TITLE:
Performance Evaluation of Soft Computing Techniques in Blast-Induced Predictions: The Case of Backbreak
AUTHORS:
Festus Kunkyin-Saadaari, Charles Asiedu, Ephraim Atta-Duncan, Victor Kwaku Agadzie, Mary Adu-Gyamfi
KEYWORDS:
Backbreak Prediction, Machine Learning, Open-Pit Mining, Gradient Boosting, Neural Networks, Blast Design Parameters
JOURNAL NAME:
International Journal of Geosciences,
Vol.16 No.10,
October
29,
2025
ABSTRACT: The accurate prediction of backbreak, a crucial parameter in mining operations, has a significant influence on safety and operational efficiency. The occurrence of this phenomenon is detrimental to the safety, capital and human resources of a mine. This framework applies machine learning algorithms to predict backbreak. An enhanced precision will be explored specifically employing gradient boosting decision trees (GBDT), light gradient boosting machines (LightGBM), backpropagation neural network (BPNN), Graph Neural Networks (GNNs) and Kolmogorov-Arnold Network (KAN) algorithm.
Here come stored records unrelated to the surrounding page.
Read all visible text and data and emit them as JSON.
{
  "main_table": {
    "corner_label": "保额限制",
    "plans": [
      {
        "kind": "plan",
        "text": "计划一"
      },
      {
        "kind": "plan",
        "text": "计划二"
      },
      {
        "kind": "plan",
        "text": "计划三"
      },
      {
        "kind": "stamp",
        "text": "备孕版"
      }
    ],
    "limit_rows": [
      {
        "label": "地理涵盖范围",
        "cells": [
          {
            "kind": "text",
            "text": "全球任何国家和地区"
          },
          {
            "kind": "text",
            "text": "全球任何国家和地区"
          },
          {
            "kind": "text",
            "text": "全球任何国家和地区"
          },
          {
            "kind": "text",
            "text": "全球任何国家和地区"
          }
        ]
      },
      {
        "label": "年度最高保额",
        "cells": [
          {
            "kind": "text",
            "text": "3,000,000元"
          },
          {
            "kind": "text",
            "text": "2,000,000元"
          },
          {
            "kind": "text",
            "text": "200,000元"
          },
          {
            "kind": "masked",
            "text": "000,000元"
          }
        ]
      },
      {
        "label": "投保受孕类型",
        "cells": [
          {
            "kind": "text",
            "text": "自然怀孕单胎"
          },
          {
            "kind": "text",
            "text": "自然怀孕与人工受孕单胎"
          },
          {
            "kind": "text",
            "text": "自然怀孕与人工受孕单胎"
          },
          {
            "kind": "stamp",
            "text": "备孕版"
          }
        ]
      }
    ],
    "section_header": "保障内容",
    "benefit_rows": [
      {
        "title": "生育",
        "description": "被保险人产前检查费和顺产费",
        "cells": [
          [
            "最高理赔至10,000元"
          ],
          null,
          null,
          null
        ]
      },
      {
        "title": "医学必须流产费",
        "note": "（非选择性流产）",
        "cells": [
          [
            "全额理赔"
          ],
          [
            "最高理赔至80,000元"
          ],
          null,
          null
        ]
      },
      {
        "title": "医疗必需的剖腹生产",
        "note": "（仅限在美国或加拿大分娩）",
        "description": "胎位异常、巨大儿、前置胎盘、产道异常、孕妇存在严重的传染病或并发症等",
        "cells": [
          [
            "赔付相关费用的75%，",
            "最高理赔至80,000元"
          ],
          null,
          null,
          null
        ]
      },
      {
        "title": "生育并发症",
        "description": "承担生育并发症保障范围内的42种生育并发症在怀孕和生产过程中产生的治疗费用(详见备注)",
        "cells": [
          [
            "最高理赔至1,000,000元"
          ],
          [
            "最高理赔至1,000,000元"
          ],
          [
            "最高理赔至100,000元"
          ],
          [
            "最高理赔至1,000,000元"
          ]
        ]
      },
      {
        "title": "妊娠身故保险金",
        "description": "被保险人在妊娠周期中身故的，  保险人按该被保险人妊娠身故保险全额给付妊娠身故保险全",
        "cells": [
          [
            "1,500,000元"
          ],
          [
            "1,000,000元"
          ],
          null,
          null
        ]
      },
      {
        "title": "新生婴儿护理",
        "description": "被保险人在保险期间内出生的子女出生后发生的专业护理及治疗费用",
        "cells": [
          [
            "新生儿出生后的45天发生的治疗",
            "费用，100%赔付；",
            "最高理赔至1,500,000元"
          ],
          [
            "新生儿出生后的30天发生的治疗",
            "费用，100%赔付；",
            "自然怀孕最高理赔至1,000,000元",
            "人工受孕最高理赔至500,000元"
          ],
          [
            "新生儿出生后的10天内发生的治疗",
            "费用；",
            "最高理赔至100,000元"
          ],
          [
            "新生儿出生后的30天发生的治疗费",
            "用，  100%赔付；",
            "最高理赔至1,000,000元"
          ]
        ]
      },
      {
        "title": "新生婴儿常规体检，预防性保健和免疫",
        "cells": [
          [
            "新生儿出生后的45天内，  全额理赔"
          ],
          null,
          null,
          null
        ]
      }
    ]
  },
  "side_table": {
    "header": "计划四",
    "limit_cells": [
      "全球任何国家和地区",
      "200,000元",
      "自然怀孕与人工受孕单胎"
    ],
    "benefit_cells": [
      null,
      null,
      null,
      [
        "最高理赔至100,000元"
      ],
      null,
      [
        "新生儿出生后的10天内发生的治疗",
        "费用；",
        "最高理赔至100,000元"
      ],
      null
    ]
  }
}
The study utilises a comprehensive dataset from the Goldfields Ghana Limited, Damang Mine comprising geomechanical, drilling, and blasting parameters (burden, spacing, stemming height, geometric stiffness, and powder factor) as well as backbreak data. The potential of each algorithm to learn the intricate relationships between the input features and backbreak values is investigated. To quantitatively assess the predictive performance of the models, the evaluation metrics, coefficient of determination (R2), mean absolute error (MAE), and mean square error (MSE) are employed. The results revealed that GBDT and BPNN algorithms exhibited robust predictive capabilities, capturing the complex non-linear patterns in the dataset, achieving higher R2 values (97% and 92% respectively) and lower MAE scores (0.2603 and 0.456, respectively) and MSE scores (0.1456 and 0.3798, respectively). The LightGBM and KAN models also showed their predictive potential and captured the complex non-linear patterns in the dataset but not as efficiently as GBDT and BPNN. GNN showed the least performance in backbreak prediction. The findings highlighted the potential of the GBDT model to enhance backbreak prediction accuracy, thereby aiding in safer and more efficient excavation practices.